The prevailing U.S. strategy of seeking a complete, irreversible and verifiable denuclearization of North Korea is often referred to in Washington circles as "CIVD." However, Democratic Representative Brad Sherman, who introduced H.R. 1369, tells Newsweek this approach has thus far been "a failure in terms of making the world safer."

"But it's made the world safer for the politicians and bureaucrats who say it," Sherman said. "Nobody has been criticized for just shouting 'CIVD' as every day North Korea develops more technology, more weapons."

He readily identifies a logic behind engaging with Kim Jong Un, saying "you should talk to your enemies, frankly, those are the people you have to talk to the most." He also views it as important to have a fundamental understanding of where the North Korean ruler is coming from, because "while we know we're the good guys, to Pyongyang we look dangerous, and their nuclear program is what they think is necessary to defend themselves from us."

As such, he is skeptical of any complete disarmament of North Korea, especially given the legacy of U.S. interventions against Iraq and Libya, both of which had previously shuttered their nuclear weapons programs, and even Russia's war in Ukraine, which previously surrendered Soviet-controlled nuclear weapons in exchange for security guarantees. But he does believe reining in Pyongyang's covert and expanding program is necessary to not only limit the number of warheads that the country obtains, but also to prevent such weapons from falling into other hands.

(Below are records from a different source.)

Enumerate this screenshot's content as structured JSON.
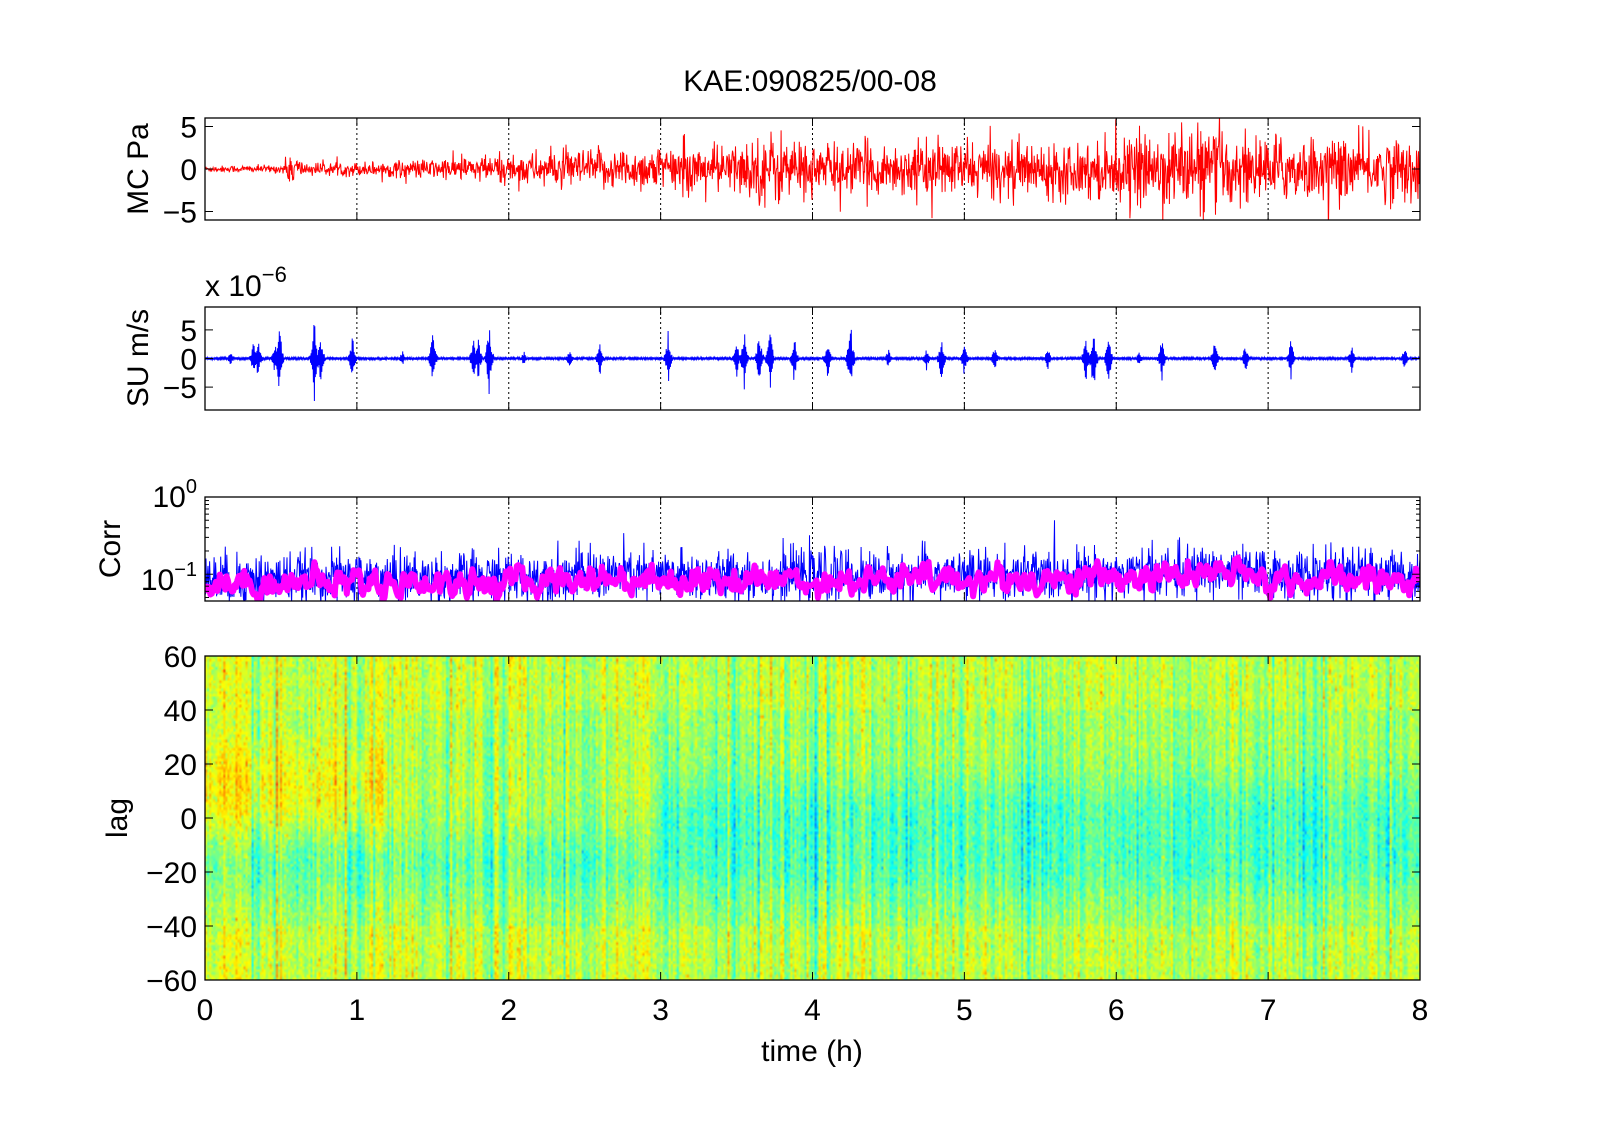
{
  "title": "KAE:090825/00-08",
  "colors": {
    "mc": "#ff0000",
    "su": "#0000ff",
    "corr_raw": "#0000ff",
    "corr_smooth": "#ff00ff",
    "colormap": "jet"
  },
  "chart_data": [
    {
      "type": "line",
      "panel": "MC",
      "ylabel": "MC Pa",
      "xlim": [
        0,
        8
      ],
      "ylim": [
        -6,
        6
      ],
      "yticks": [
        "5",
        "0",
        "−5"
      ],
      "xgrid": "dotted",
      "series": [
        {
          "color": "#ff0000",
          "amplitude_envelope_x": [
            0,
            0.5,
            0.58,
            0.65,
            1.0,
            1.5,
            2.0,
            2.5,
            3.0,
            3.5,
            3.75,
            4.0,
            4.5,
            5.0,
            5.5,
            6.0,
            6.5,
            7.0,
            7.5,
            8.0
          ],
          "amplitude_envelope_y": [
            0.4,
            0.5,
            2.5,
            0.8,
            0.9,
            1.3,
            2.0,
            2.5,
            2.9,
            3.2,
            5.0,
            3.3,
            3.3,
            3.5,
            3.4,
            3.8,
            5.5,
            4.2,
            4.0,
            4.2
          ]
        }
      ]
    },
    {
      "type": "line",
      "panel": "SU",
      "ylabel": "SU m/s",
      "scale_label": "x 10",
      "scale_exponent": "−6",
      "xlim": [
        0,
        8
      ],
      "ylim": [
        -9,
        9
      ],
      "yticks": [
        "5",
        "0",
        "−5"
      ],
      "xgrid": "dotted",
      "series": [
        {
          "color": "#0000ff",
          "baseline_amplitude": 0.6,
          "burst_times": [
            0.17,
            0.32,
            0.35,
            0.46,
            0.49,
            0.72,
            0.76,
            0.97,
            1.3,
            1.5,
            1.77,
            1.8,
            1.87,
            2.1,
            2.4,
            2.6,
            3.05,
            3.5,
            3.55,
            3.65,
            3.72,
            3.88,
            4.1,
            4.25,
            4.5,
            4.75,
            4.85,
            5.0,
            5.2,
            5.55,
            5.8,
            5.85,
            5.95,
            6.15,
            6.3,
            6.65,
            6.85,
            7.15,
            7.55,
            7.9
          ],
          "burst_amplitudes": [
            1.5,
            3.5,
            4,
            3,
            8,
            7.5,
            5.5,
            5,
            1.5,
            6,
            5,
            4,
            8,
            1.5,
            2,
            3.5,
            5.5,
            4,
            6,
            6,
            7,
            5,
            4.5,
            8,
            2,
            2.5,
            5,
            3.5,
            2.5,
            2.5,
            5,
            8,
            6,
            1.5,
            4.5,
            4.5,
            3.5,
            4.5,
            3,
            2.5
          ]
        }
      ]
    },
    {
      "type": "line",
      "panel": "Corr",
      "ylabel": "Corr",
      "yscale": "log",
      "xlim": [
        0,
        8
      ],
      "ylim": [
        0.045,
        1
      ],
      "yticks": [
        {
          "base": "10",
          "exp": "0"
        },
        {
          "base": "10",
          "exp": "−1"
        }
      ],
      "xgrid": "dotted",
      "series": [
        {
          "color": "#0000ff",
          "style": "raw",
          "level_x": [
            0,
            1,
            2,
            2.45,
            3,
            4,
            5,
            6,
            6.7,
            7,
            8
          ],
          "level_y": [
            0.085,
            0.09,
            0.09,
            0.1,
            0.095,
            0.095,
            0.095,
            0.1,
            0.11,
            0.095,
            0.1
          ]
        },
        {
          "color": "#ff00ff",
          "style": "smoothed",
          "level_x": [
            0,
            1,
            2,
            2.45,
            3,
            4,
            5,
            6,
            6.7,
            7,
            8
          ],
          "level_y": [
            0.075,
            0.08,
            0.075,
            0.09,
            0.085,
            0.085,
            0.085,
            0.09,
            0.1,
            0.085,
            0.085
          ]
        }
      ]
    },
    {
      "type": "heatmap",
      "panel": "lag",
      "ylabel": "lag",
      "xlabel": "time (h)",
      "xlim": [
        0,
        8
      ],
      "ylim": [
        -60,
        60
      ],
      "xticks": [
        "0",
        "1",
        "2",
        "3",
        "4",
        "5",
        "6",
        "7",
        "8"
      ],
      "yticks": [
        "60",
        "40",
        "20",
        "0",
        "−20",
        "−40",
        "−60"
      ],
      "colormap": "jet",
      "features": [
        {
          "name": "warm band",
          "x": [
            0,
            1.2
          ],
          "lag": [
            0,
            25
          ]
        },
        {
          "name": "cool band",
          "x": [
            0,
            8
          ],
          "lag": [
            -25,
            -10
          ]
        },
        {
          "name": "cool band",
          "x": [
            3,
            8
          ],
          "lag": [
            -5,
            10
          ]
        }
      ]
    }
  ]
}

"I can't guarantee that America declaring that we want to negotiate a peace treaty actually gets us a peace treaty. I can't guarantee that a peace treaty is a major step toward resolving the nuclear issue," Sherman said. "It's the lowest cost thing we could do. It doesn't involve risking American life. It doesn't resolve reducing the pressure on the North Korean government through sanctions. It's a step in the right direction."

"It's an important step in a very big issue," he adds. "And the fact that North Korea can or soon will be able to hit Los Angeles with a nuclear missile is enough to say this is important."